Despite concerns that evacuations would be difficult due to the Dunsmuir Grade Project or other Interstate 5 projects, Caltrans Area Construction Engineer John Hinton said that’s not the case.

As construction progresses on the Dunsmuir Grade Project, Caltrans representatives said they are ready to respond to emergencies and provide assistance in all situations, from simple fender benders to a catastrophic wildfire.

Despite concerns that evacuations would be difficult due to the Dunsmuir Grade Project or other Interstate 5 projects, Caltrans Area Construction Engineer John Hinton said that’s not the case.

Although there isn’t an exact plan in place for every possible scenario, Caltrans works with a plethora of agencies, including CAL FIRE, the California Highway Patrol, the U.S. Forest Service, local sheriff’s departments and other local agencies to ensure that whatever needs to be done in the event of an emergency gets done immediately, Hinton said.

Caltrans resident engineer Nicole Mallory said that sections of temporary concrete railings used to divide the freeway during construction can be moved to allow new configurations for traffic in any situation.

This is done often when there are accidents, big or small, in the construction area, said Hinton. Caltrans works quickly to ensure access for emergency vehicles, fire trucks and CHP vehicles.

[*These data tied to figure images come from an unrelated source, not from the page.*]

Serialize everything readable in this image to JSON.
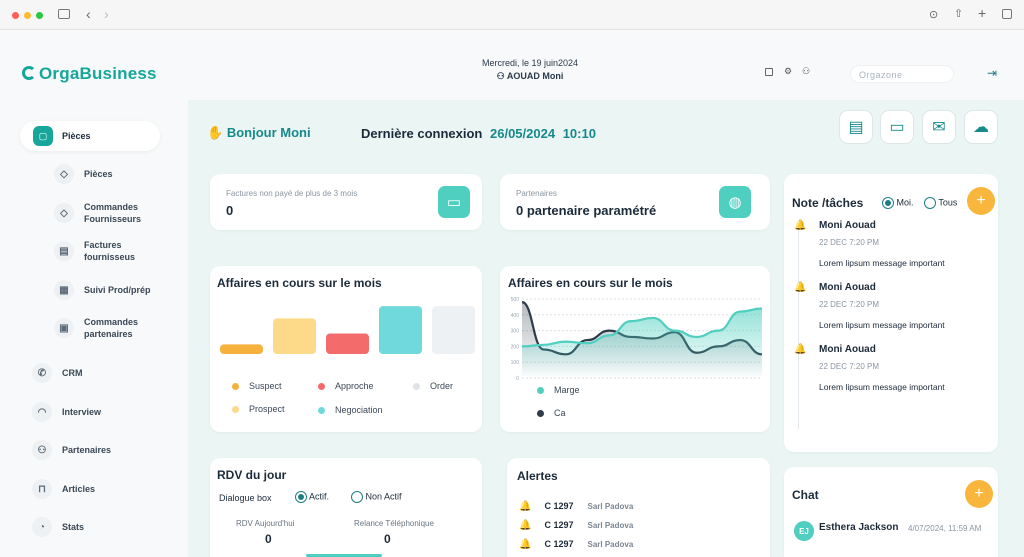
{
  "app": {
    "logo_text": "OrgaBusiness"
  },
  "header": {
    "date": "Mercredi, le 19 juin2024",
    "user": "AOUAD Moni",
    "search_placeholder": "Orgazone"
  },
  "sidebar": {
    "items": [
      {
        "label": "Pièces",
        "icon": "chat-icon"
      },
      {
        "label": "Pièces",
        "icon": "cube-icon"
      },
      {
        "label": "Commandes\nFournisseurs",
        "icon": "cube-icon"
      },
      {
        "label": "Factures\nfournisseus",
        "icon": "invoice-icon"
      },
      {
        "label": "Suivi Prod/prép",
        "icon": "calendar-icon"
      },
      {
        "label": "Commandes\npartenaires",
        "icon": "box-icon"
      },
      {
        "label": "CRM",
        "icon": "phone-icon"
      },
      {
        "label": "Interview",
        "icon": "headset-icon"
      },
      {
        "label": "Partenaires",
        "icon": "users-icon"
      },
      {
        "label": "Articles",
        "icon": "bag-icon"
      },
      {
        "label": "Stats",
        "icon": "pie-icon"
      }
    ]
  },
  "greeting": {
    "text": "Bonjour Moni",
    "last_label": "Dernière connexion",
    "last_date": "26/05/2024",
    "last_time": "10:10"
  },
  "kpis": [
    {
      "label": "Factures non payé de plus de 3 mois",
      "value": "0"
    },
    {
      "label": "Partenaires",
      "value": "0 partenaire paramétré"
    }
  ],
  "bar_card": {
    "title": "Affaires en cours sur le mois",
    "legend": [
      {
        "name": "Suspect",
        "color": "#f6b13d"
      },
      {
        "name": "Approche",
        "color": "#f36b6b"
      },
      {
        "name": "Order",
        "color": "#dfe3e7"
      },
      {
        "name": "Prospect",
        "color": "#fdd98a"
      },
      {
        "name": "Negociation",
        "color": "#6fd9dc"
      }
    ]
  },
  "chart_data": [
    {
      "type": "bar",
      "title": "Affaires en cours sur le mois",
      "categories": [
        "Suspect",
        "Prospect",
        "Approche",
        "Negociation",
        "Order"
      ],
      "values": [
        7,
        26,
        15,
        35,
        35
      ],
      "colors": [
        "#f6b13d",
        "#fdd98a",
        "#f36b6b",
        "#6fd9dc",
        "#eef1f4"
      ]
    },
    {
      "type": "area",
      "title": "Affaires en cours sur le mois",
      "yticks": [
        "0",
        "100",
        "200",
        "300",
        "400",
        "500"
      ],
      "ylim": [
        0,
        500
      ],
      "grid": true,
      "series": [
        {
          "name": "Marge",
          "color": "#4fcfc0",
          "values": [
            200,
            210,
            230,
            220,
            270,
            360,
            380,
            300,
            260,
            300,
            420,
            440
          ]
        },
        {
          "name": "Ca",
          "color": "#2d3b4a",
          "values": [
            480,
            180,
            150,
            240,
            300,
            260,
            250,
            290,
            160,
            200,
            240,
            150
          ]
        }
      ]
    }
  ],
  "notes": {
    "title": "Note /tâches",
    "opt_me": "Moi.",
    "opt_all": "Tous",
    "items": [
      {
        "name": "Moni Aouad",
        "date": "22 DEC 7:20 PM",
        "msg": "Lorem lipsum message important"
      },
      {
        "name": "Moni Aouad",
        "date": "22 DEC 7:20 PM",
        "msg": "Lorem lipsum message important"
      },
      {
        "name": "Moni Aouad",
        "date": "22 DEC 7:20 PM",
        "msg": "Lorem lipsum message important"
      }
    ]
  },
  "rdv": {
    "title": "RDV du jour",
    "dialog_label": "Dialogue box",
    "opt_active": "Actif.",
    "opt_inactive": "Non Actif",
    "col1_label": "RDV Aujourd'hui",
    "col1_value": "0",
    "col2_label": "Relance Téléphonique",
    "col2_value": "0"
  },
  "alerts": {
    "title": "Alertes",
    "items": [
      {
        "code": "C 1297",
        "name": "Sarl Padova"
      },
      {
        "code": "C 1297",
        "name": "Sarl Padova"
      },
      {
        "code": "C 1297",
        "name": "Sarl Padova"
      }
    ]
  },
  "chat": {
    "title": "Chat",
    "initials": "EJ",
    "name": "Esthera Jackson",
    "time": "4/07/2024, 11:59 AM"
  },
  "colors": {
    "accent": "#16a69a",
    "teal": "#4fcfc0",
    "orange": "#f8b73c"
  }
}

If there were a wildfire or similar emergency, traffic could be stopped at strategic points either north or southbound, and lanes could be configured in either direction to create more capacity for evacuation, said Hinton, who is a Siskiyou County resident who understands the area and the possible difficulties in emergency situations.

Caltrans Public Information Officer Lupita Franco said in the case of the Camp and Carr Fires last year, countless agencies came together to respond to the emergency. While the local sheriff’s departments and other law enforcement agencies have the authority to lead evacuations, Caltrans works in whatever capacity is necessary to assist with the process.

Project update

Mallory provided an update on the Dunsmuir Grade Project, which is in phase two – the first half of the project was completed last year.

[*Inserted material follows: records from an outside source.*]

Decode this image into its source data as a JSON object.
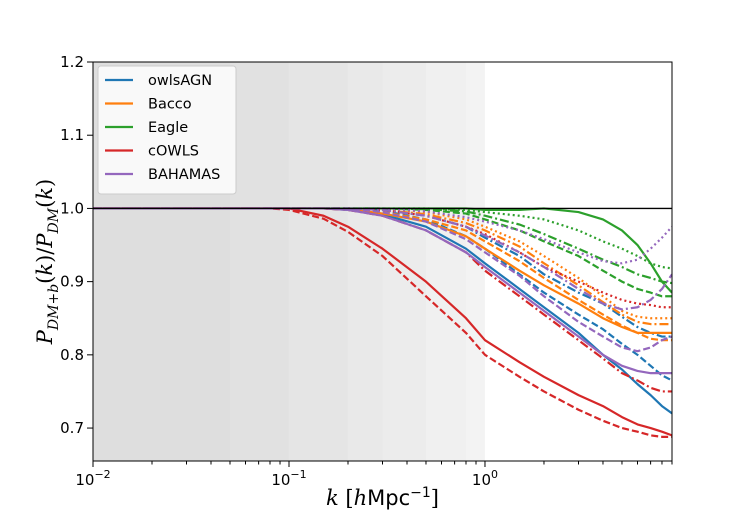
{
  "chart_data": {
    "type": "line",
    "title": "",
    "xlabel": "k [hMpc^-1]",
    "ylabel": "P_DM+b(k)/P_DM(k)",
    "xscale": "log",
    "xlim": [
      0.01,
      9
    ],
    "ylim": [
      0.655,
      1.2
    ],
    "x_ticks": [
      {
        "value": 0.01,
        "base": "10",
        "exp": "-2"
      },
      {
        "value": 0.1,
        "base": "10",
        "exp": "-1"
      },
      {
        "value": 1,
        "base": "10",
        "exp": "0"
      }
    ],
    "y_ticks": [
      "0.7",
      "0.8",
      "0.9",
      "1.0",
      "1.1",
      "1.2"
    ],
    "reference_line": 1.0,
    "shaded_band_edges_k": [
      0.05,
      0.1,
      0.2,
      0.3,
      0.5,
      0.8,
      1.0
    ],
    "legend": {
      "position": "upper-left",
      "entries": [
        {
          "name": "owlsAGN",
          "color": "#1f77b4"
        },
        {
          "name": "Bacco",
          "color": "#ff7f0e"
        },
        {
          "name": "Eagle",
          "color": "#2ca02c"
        },
        {
          "name": "cOWLS",
          "color": "#d62728"
        },
        {
          "name": "BAHAMAS",
          "color": "#9467bd"
        }
      ]
    },
    "k": [
      0.01,
      0.05,
      0.08,
      0.1,
      0.15,
      0.2,
      0.3,
      0.5,
      0.8,
      1.0,
      1.5,
      2.0,
      3.0,
      4.0,
      5.0,
      6.0,
      7.0,
      8.0,
      9.0
    ],
    "series": [
      {
        "name": "owlsAGN",
        "style": "solid",
        "color": "#1f77b4",
        "values": [
          1,
          1,
          1,
          1,
          1,
          0.998,
          0.992,
          0.975,
          0.945,
          0.925,
          0.89,
          0.865,
          0.83,
          0.8,
          0.78,
          0.76,
          0.745,
          0.73,
          0.72
        ]
      },
      {
        "name": "owlsAGN",
        "style": "dashed",
        "color": "#1f77b4",
        "values": [
          1,
          1,
          1,
          1,
          1,
          1,
          0.997,
          0.985,
          0.962,
          0.945,
          0.91,
          0.885,
          0.855,
          0.835,
          0.815,
          0.8,
          0.785,
          0.772,
          0.765
        ]
      },
      {
        "name": "owlsAGN",
        "style": "dashdot",
        "color": "#1f77b4",
        "values": [
          1,
          1,
          1,
          1,
          1,
          1,
          0.998,
          0.99,
          0.975,
          0.96,
          0.935,
          0.91,
          0.885,
          0.87,
          0.852,
          0.838,
          0.83,
          0.825,
          0.825
        ]
      },
      {
        "name": "Bacco",
        "style": "solid",
        "color": "#ff7f0e",
        "values": [
          1,
          1,
          1,
          1,
          1,
          0.999,
          0.993,
          0.982,
          0.962,
          0.945,
          0.915,
          0.895,
          0.87,
          0.85,
          0.838,
          0.83,
          0.83,
          0.83,
          0.83
        ]
      },
      {
        "name": "Bacco",
        "style": "dashed",
        "color": "#ff7f0e",
        "values": [
          1,
          1,
          1,
          1,
          1,
          0.999,
          0.995,
          0.985,
          0.97,
          0.955,
          0.928,
          0.905,
          0.875,
          0.855,
          0.84,
          0.83,
          0.822,
          0.82,
          0.82
        ]
      },
      {
        "name": "Bacco",
        "style": "dashdot",
        "color": "#ff7f0e",
        "values": [
          1,
          1,
          1,
          1,
          1,
          1,
          0.998,
          0.992,
          0.98,
          0.97,
          0.948,
          0.925,
          0.895,
          0.872,
          0.855,
          0.845,
          0.842,
          0.842,
          0.842
        ]
      },
      {
        "name": "Bacco",
        "style": "dotted",
        "color": "#ff7f0e",
        "values": [
          1,
          1,
          1,
          1,
          1,
          1,
          0.999,
          0.995,
          0.985,
          0.975,
          0.955,
          0.935,
          0.905,
          0.88,
          0.86,
          0.852,
          0.85,
          0.85,
          0.85
        ]
      },
      {
        "name": "Eagle",
        "style": "solid",
        "color": "#2ca02c",
        "values": [
          1,
          1,
          1,
          1,
          1,
          1,
          1,
          1,
          1,
          0.998,
          0.998,
          1.0,
          0.995,
          0.985,
          0.97,
          0.95,
          0.925,
          0.9,
          0.885
        ]
      },
      {
        "name": "Eagle",
        "style": "dashed",
        "color": "#2ca02c",
        "values": [
          1,
          1,
          1,
          1,
          1,
          1,
          1,
          0.998,
          0.993,
          0.985,
          0.97,
          0.955,
          0.935,
          0.915,
          0.9,
          0.89,
          0.885,
          0.88,
          0.88
        ]
      },
      {
        "name": "Eagle",
        "style": "dashdot",
        "color": "#2ca02c",
        "values": [
          1,
          1,
          1,
          1,
          1,
          1,
          1,
          0.999,
          0.996,
          0.99,
          0.978,
          0.965,
          0.945,
          0.93,
          0.92,
          0.91,
          0.905,
          0.9,
          0.898
        ]
      },
      {
        "name": "Eagle",
        "style": "dotted",
        "color": "#2ca02c",
        "values": [
          1,
          1,
          1,
          1,
          1,
          1,
          1,
          1,
          0.998,
          0.995,
          0.99,
          0.985,
          0.97,
          0.955,
          0.945,
          0.935,
          0.925,
          0.92,
          0.918
        ]
      },
      {
        "name": "cOWLS",
        "style": "solid",
        "color": "#d62728",
        "values": [
          1,
          1,
          1,
          1,
          0.99,
          0.975,
          0.945,
          0.9,
          0.85,
          0.82,
          0.79,
          0.77,
          0.745,
          0.73,
          0.715,
          0.705,
          0.7,
          0.695,
          0.69
        ]
      },
      {
        "name": "cOWLS",
        "style": "dashed",
        "color": "#d62728",
        "values": [
          1,
          1,
          1,
          0.998,
          0.986,
          0.968,
          0.935,
          0.88,
          0.83,
          0.8,
          0.77,
          0.75,
          0.725,
          0.71,
          0.7,
          0.695,
          0.69,
          0.688,
          0.688
        ]
      },
      {
        "name": "cOWLS",
        "style": "dashdot",
        "color": "#d62728",
        "values": [
          1,
          1,
          1,
          1,
          1,
          0.998,
          0.99,
          0.97,
          0.94,
          0.915,
          0.88,
          0.855,
          0.82,
          0.795,
          0.775,
          0.765,
          0.755,
          0.75,
          0.75
        ]
      },
      {
        "name": "cOWLS",
        "style": "dotted",
        "color": "#d62728",
        "values": [
          1,
          1,
          1,
          1,
          1,
          1,
          0.998,
          0.99,
          0.975,
          0.965,
          0.94,
          0.92,
          0.9,
          0.885,
          0.875,
          0.87,
          0.868,
          0.865,
          0.865
        ]
      },
      {
        "name": "BAHAMAS",
        "style": "solid",
        "color": "#9467bd",
        "values": [
          1,
          1,
          1,
          1,
          1,
          0.998,
          0.99,
          0.97,
          0.94,
          0.92,
          0.885,
          0.86,
          0.825,
          0.8,
          0.785,
          0.778,
          0.775,
          0.775,
          0.775
        ]
      },
      {
        "name": "BAHAMAS",
        "style": "dashed",
        "color": "#9467bd",
        "values": [
          1,
          1,
          1,
          1,
          1,
          1,
          0.995,
          0.982,
          0.958,
          0.94,
          0.908,
          0.88,
          0.845,
          0.825,
          0.81,
          0.805,
          0.81,
          0.82,
          0.825
        ]
      },
      {
        "name": "BAHAMAS",
        "style": "dashdot",
        "color": "#9467bd",
        "values": [
          1,
          1,
          1,
          1,
          1,
          1,
          0.998,
          0.99,
          0.975,
          0.963,
          0.94,
          0.92,
          0.89,
          0.87,
          0.862,
          0.865,
          0.875,
          0.89,
          0.91
        ]
      },
      {
        "name": "BAHAMAS",
        "style": "dotted",
        "color": "#9467bd",
        "values": [
          1,
          1,
          1,
          1,
          1,
          1,
          1,
          0.996,
          0.988,
          0.982,
          0.97,
          0.958,
          0.94,
          0.928,
          0.925,
          0.93,
          0.945,
          0.96,
          0.975
        ]
      }
    ]
  }
}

JF Shea Construction is continuing to place concrete pavement in the southbound lanes and if all goes as planned they will complete the paving down to Central Dunsmuir by early September, said Mallory.

“After completing this section, traffic control will be reconfigured in order to complete the final section from Central Dunsmuir to just north of the Sacramento River Bridge,” Mallory said. “Work on this final section is anticipated to be completed by early October, at which time the long term traffic control will be removed and traffic will return to the normal configuration. All work on the project, including paving, drainage, sign replacements, widening of the Mott Road southbound bridge, and installation of 6 inch stripe, is expected to be completed by the end of the year.”

As of last week, the contractor, JF Shea has received over $40 million in payments to date, including payments to subcontractors, and the project is approximately 76 percent complete, said Mallory. The total concrete pavement placed on the project so far exceeds 68,500 cubic yards,” Mallory added.

Mallory reminded all motorists to follow the 55 mile per hour speed limit in the construction zone. “Be attentive and be courteous when merging.”